Les politiques, procédures et enregistrements requis par la norme, rédigés et adaptés à votre réalité — pas un lot de gabarits NIST génériques traduits à la va-vite.
L'implémentation des contrôles techniques manquants en collaboration avec vos équipes TI ou votre MSP : MFA conforme aux exigences, chiffrement FIPS-validé pour les contrôles applicables, journalisation, gestion des accès privilégiés, gestion des configurations, etc.
Le System Security Plan (SSP) — document central de la conformité ITSP.10.171, équivalent du SSP CMMC — décrivant le périmètre, les contrôles en place, les responsabilités.
Le Plan of Action and Milestones (POA&M) documentant les écarts résiduels acceptables et leur calendrier de remédiation.
Pour le Niveau 1 : un dossier d'autoévaluation prêt à soumettre à SPAC, accompagné des preuves nécessaires.

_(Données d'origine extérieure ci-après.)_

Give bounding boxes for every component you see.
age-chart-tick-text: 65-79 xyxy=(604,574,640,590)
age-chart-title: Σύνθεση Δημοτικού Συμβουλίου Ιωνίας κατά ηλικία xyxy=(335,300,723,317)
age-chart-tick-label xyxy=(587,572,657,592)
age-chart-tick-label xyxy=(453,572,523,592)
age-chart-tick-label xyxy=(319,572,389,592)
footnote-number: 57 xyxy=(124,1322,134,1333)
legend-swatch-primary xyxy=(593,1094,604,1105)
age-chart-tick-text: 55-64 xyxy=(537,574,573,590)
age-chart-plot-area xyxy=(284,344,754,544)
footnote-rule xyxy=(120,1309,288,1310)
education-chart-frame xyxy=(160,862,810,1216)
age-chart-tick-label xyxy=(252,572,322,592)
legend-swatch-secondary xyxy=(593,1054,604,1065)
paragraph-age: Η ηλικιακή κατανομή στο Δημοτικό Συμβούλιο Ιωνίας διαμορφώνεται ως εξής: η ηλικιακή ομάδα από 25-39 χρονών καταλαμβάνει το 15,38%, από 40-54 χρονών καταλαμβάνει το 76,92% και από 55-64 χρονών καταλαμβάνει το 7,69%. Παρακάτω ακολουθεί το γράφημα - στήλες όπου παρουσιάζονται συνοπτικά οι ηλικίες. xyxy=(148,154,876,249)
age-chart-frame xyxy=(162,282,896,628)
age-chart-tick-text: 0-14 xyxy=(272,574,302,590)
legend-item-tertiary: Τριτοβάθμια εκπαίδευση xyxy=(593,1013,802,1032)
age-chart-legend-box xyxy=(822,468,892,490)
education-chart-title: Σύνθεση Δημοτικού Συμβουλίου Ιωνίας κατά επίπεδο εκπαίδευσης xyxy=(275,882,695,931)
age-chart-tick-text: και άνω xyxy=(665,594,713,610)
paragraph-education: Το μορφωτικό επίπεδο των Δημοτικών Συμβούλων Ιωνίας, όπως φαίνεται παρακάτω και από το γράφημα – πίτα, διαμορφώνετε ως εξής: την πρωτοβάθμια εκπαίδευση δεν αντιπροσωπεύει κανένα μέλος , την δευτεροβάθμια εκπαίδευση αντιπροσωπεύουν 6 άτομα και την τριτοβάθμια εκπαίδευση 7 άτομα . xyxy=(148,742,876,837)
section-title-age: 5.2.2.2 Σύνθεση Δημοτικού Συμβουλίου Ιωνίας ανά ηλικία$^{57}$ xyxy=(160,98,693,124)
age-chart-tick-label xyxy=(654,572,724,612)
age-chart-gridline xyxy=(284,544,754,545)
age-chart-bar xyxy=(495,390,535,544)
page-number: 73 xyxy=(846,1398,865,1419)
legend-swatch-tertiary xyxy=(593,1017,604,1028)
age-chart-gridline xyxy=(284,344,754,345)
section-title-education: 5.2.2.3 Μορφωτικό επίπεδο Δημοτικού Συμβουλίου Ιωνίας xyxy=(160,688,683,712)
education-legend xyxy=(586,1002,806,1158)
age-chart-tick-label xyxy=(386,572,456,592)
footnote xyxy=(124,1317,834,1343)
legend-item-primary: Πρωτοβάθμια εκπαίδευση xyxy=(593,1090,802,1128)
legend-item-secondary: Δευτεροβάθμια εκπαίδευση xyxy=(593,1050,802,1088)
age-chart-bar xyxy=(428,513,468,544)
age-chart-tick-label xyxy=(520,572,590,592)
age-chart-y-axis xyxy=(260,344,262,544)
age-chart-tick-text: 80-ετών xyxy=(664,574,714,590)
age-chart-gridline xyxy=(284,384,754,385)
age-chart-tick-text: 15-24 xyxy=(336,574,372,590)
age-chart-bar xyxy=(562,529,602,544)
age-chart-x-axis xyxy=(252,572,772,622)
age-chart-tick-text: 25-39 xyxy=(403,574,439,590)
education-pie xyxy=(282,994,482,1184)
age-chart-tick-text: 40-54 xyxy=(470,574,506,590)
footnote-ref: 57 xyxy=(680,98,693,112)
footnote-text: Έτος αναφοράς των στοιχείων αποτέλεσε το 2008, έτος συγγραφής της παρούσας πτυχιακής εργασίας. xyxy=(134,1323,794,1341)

Pour le Niveau 2 : un accompagnement complet pendant la certification par l'organisme d'évaluation accrédité SCC/CCN : préparation des équipes, traduction des questions, gestion des non-conformités éventuelles.
Un plan de maintien sur la durée de validité de la certification : surveillance des évolutions du programme, préparation de la recertification, ajustements si votre périmètre évolue.
Pas un bon fit ?
- Le PCCC est un engagement exigeant — la norme ITSP.10.171 compte 97 contrôles techniques dont plusieurs nécessitent des investissements significatifs (chiffrement FIPS, gestion des configurations, surveillance, gestion des accès privilégiés). Il requiert un propriétaire interne (souvent le CTO, le responsable sécurité, ou un responsable conformité dédié) avec le mandat de mobiliser les équipes TI et opérationnelles. Sans ce point d'ancrage, même le meilleur accompagnement externe ne tient pas la distance.
- Si vous n'avez pas de contrat de défense actif ou prévu, le PCCC est probablement prématuré. CAN/DGSI 104 (CyberSécuritaire Canada) est une certification cybersécurité générale pour les PME canadiennes, avec un effort proportionné et un coût significativement inférieur — souvent un meilleur point de départ.
- Si vous opérez uniquement aux États-Unis pour des contrats de défense américains, c'est le CMMC (Cybersecurity Maturity Model Certification) qui s'applique, pas le PCCC. Les deux référentiels sont très proches techniquement, mais les écosystèmes d'accréditation et les autorités diffèrent.
- Si votre exposition réelle aux renseignements contrôlés (CUI/RNC) est très limitée — par exemple un fournisseur de services non techniques sans accès aux données du contrat — le PCCC peut être disproportionné. On clarifie à l'appel découverte si la certification est réellement requise pour votre cas.
- Si votre maturité cyber actuelle est très faible (pas de MFA déployé, pas de gestion des configurations, pas de journalisation centralisée), viser une certification PCCC Niveau 2 dans les 12 prochains mois va créer plus de stress que de valeur. On vous proposera un plan en étapes : fondations d'abord, certification ensuite.